Ein Team, das eigentlich eine Familie ist

Ursprünglich wollte Rosanna etwas Kleines, Überschaubares aufbauen. Doch manchmal hat das Universum andere Pläne.

Luis, ein Freund der Familie, musste sich beruflich neu orientieren – und fand bei Rosanna seinen Platz. Ein freundlicher, schneller Typ mit Wurzeln, die bis nach Argentinien reichen.

Dann kam Laura dazu, der strahlende Wirbelwind, der die Bestellung annimmt und inzwischen schon so viel Italienisch versteht, dass sie lachend verspricht, bald fließend sprechen zu können.

So wurde aus Rosannas Solo-Idee ein Team. Besser gesagt: eine große, italienisch-internationale Wahlfamilie.

Der 1-Euro-Pizzatag – und eine Schlange, die kein Ende nahm

Ich lernte Rosanna und Salvatore am 26. Oktober kennen. Da hatten sie ihre inzwischen legendäre Aktion gestartet:
Pizza Margherita oder Marinara für 1 Euro.

Die Schlange war riesig. Ich stand selbst mittendrin.

Eigentlich hat alles 3 Tage früher angefangen. Der Andrang war so gewaltig, dass Rosanna an den ersten Tagen früher schließen musste – schon am Nachmittag war alles ausverkauft. Und seitdem hat sich eine treue Stammkundschaft gebildet: Menschen, die sogar täglich vorbeikommen, nach der Arbeit, müde, hungrig, dankbar für etwas Warmes, Echtes.

Einer von ihnen sagt mir:
„Dieser Foodtruck ist ein Segen. Nach der Arbeit bin ich total erledigt, und hier bekomme ich nicht nur richtig gute Pizza, sondern treffe auch Freunde und fühle mich willkommen. Es ist einfach wie ein kleiner Urlaub nach einem langen Tag.“

Was echte Pizza Napoletana ausmacht

Rosanna wird ernst, als wir über Pizza reden. Man merkt sofort: Für sie sind Verfahren, Rezepte, Teig und Zutaten kein Zufall, sondern eine Sache des Herzens und der Genauigkeit.

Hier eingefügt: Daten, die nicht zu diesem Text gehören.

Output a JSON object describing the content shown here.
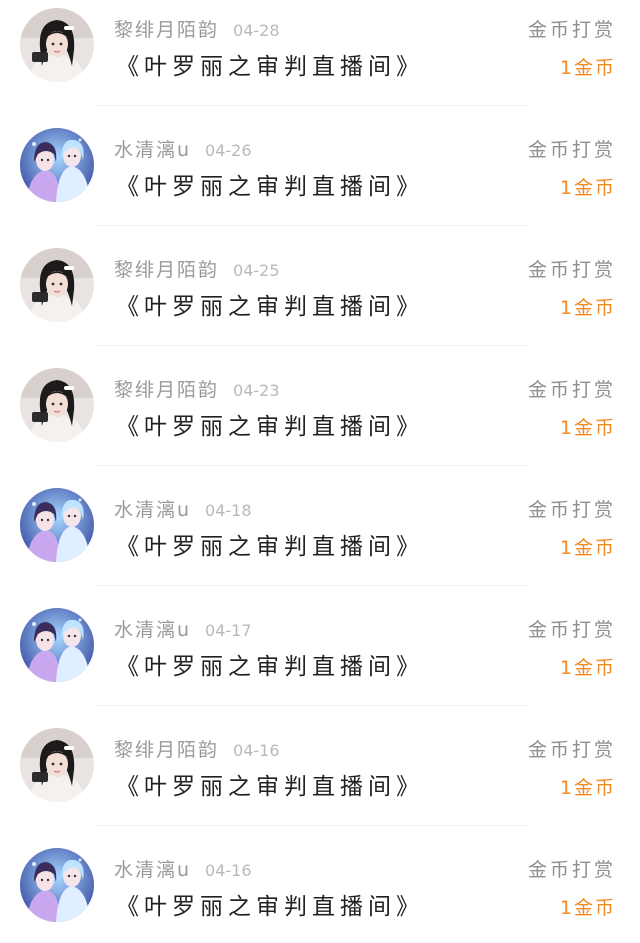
{
  "reward_list": {
    "items": [
      {
        "user": "黎绯月陌韵",
        "date": "04-28",
        "title": "《叶罗丽之审判直播间》",
        "action": "金币打赏",
        "amount": "1金币",
        "avatar": "girl-avatar-icon"
      },
      {
        "user": "水清漓u",
        "date": "04-26",
        "title": "《叶罗丽之审判直播间》",
        "action": "金币打赏",
        "amount": "1金币",
        "avatar": "anime-couple-avatar-icon"
      },
      {
        "user": "黎绯月陌韵",
        "date": "04-25",
        "title": "《叶罗丽之审判直播间》",
        "action": "金币打赏",
        "amount": "1金币",
        "avatar": "girl-avatar-icon"
      },
      {
        "user": "黎绯月陌韵",
        "date": "04-23",
        "title": "《叶罗丽之审判直播间》",
        "action": "金币打赏",
        "amount": "1金币",
        "avatar": "girl-avatar-icon"
      },
      {
        "user": "水清漓u",
        "date": "04-18",
        "title": "《叶罗丽之审判直播间》",
        "action": "金币打赏",
        "amount": "1金币",
        "avatar": "anime-couple-avatar-icon"
      },
      {
        "user": "水清漓u",
        "date": "04-17",
        "title": "《叶罗丽之审判直播间》",
        "action": "金币打赏",
        "amount": "1金币",
        "avatar": "anime-couple-avatar-icon"
      },
      {
        "user": "黎绯月陌韵",
        "date": "04-16",
        "title": "《叶罗丽之审判直播间》",
        "action": "金币打赏",
        "amount": "1金币",
        "avatar": "girl-avatar-icon"
      },
      {
        "user": "水清漓u",
        "date": "04-16",
        "title": "《叶罗丽之审判直播间》",
        "action": "金币打赏",
        "amount": "1金币",
        "avatar": "anime-couple-avatar-icon"
      }
    ]
  },
  "colors": {
    "amount": "#f08a24",
    "meta_text": "#9a9a9a",
    "title_text": "#222222",
    "divider": "#f1f1f1"
  }
}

Besonders wichtig ist ihr die Backtemperatur: 450 °C – genau in diesem Bereich entsteht die perfekte neapolitanische Pizza. Deshalb trägt ihr Foodtruck auch diesen Namen: 450 Gradi (quattrocento cinquanta gradi).

Ein weiteres kleines, aber entscheidendes Detail: die Tomatensauce wird a mano – mit der Hand – zubereitet. Rosanna erklärt mir, dass Tomaten sehr säurehaltig sind und beim Zerkleinern mit Maschinen der Geschmack verändert werden könnte. Durch die reine Handarbeit bleibt das Aroma frisch, rund und unverfälscht – genau wie in Neapel.
„So macht man es in Neapel“, sagt sie mit einem stolzen Lächeln.

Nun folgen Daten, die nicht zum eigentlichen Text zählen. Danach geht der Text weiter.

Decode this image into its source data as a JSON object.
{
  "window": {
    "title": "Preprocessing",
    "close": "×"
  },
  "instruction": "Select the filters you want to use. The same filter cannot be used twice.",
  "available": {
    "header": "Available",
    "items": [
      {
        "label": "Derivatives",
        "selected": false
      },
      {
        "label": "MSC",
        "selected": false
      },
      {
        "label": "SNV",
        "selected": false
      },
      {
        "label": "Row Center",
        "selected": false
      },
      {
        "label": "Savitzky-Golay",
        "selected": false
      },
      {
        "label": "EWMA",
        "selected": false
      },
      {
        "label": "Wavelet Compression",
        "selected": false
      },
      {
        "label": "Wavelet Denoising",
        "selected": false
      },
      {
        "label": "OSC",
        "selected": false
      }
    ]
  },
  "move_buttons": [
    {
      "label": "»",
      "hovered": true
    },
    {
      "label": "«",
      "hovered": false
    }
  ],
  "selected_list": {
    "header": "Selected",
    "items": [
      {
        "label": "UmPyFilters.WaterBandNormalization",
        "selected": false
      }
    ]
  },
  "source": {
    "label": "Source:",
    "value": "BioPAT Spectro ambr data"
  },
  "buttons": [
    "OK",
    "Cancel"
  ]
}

Von Ketchup, Hollandaise und anderen Sünden

Natürlich frage ich – scherzend –, ob schon jemand nach Ketchup auf der Pizza gefragt hat.
Rosanna lacht: „Zum Glück nein!“

Doch dann dreht sich Laura zu uns um und ruft:
„Aber die Sache mit der Sauce Hollandaise war schon wild…“
Ich schaue sie überrascht an.
„Ja“, sagt sie, „ein Kunde wollte ernsthaft Pizza mit Sauce Hollandaise.“

Wir brechen alle in schallendes Gelächter aus – Rosanna, Salvatore, Federica, Luis und Laura.
Ich auch.
Italienische Pizza und Sauce Hollandaise ist ungefähr so passend wie Cappuccino nach 11 Uhr. Und das sind meine Worte.

Familie, Gäste, Lachen – und natürlich Pizza

Die Zeit vergeht, ohne dass wir es merken. Rosanna entscheidet: Es ist Zeit zu essen.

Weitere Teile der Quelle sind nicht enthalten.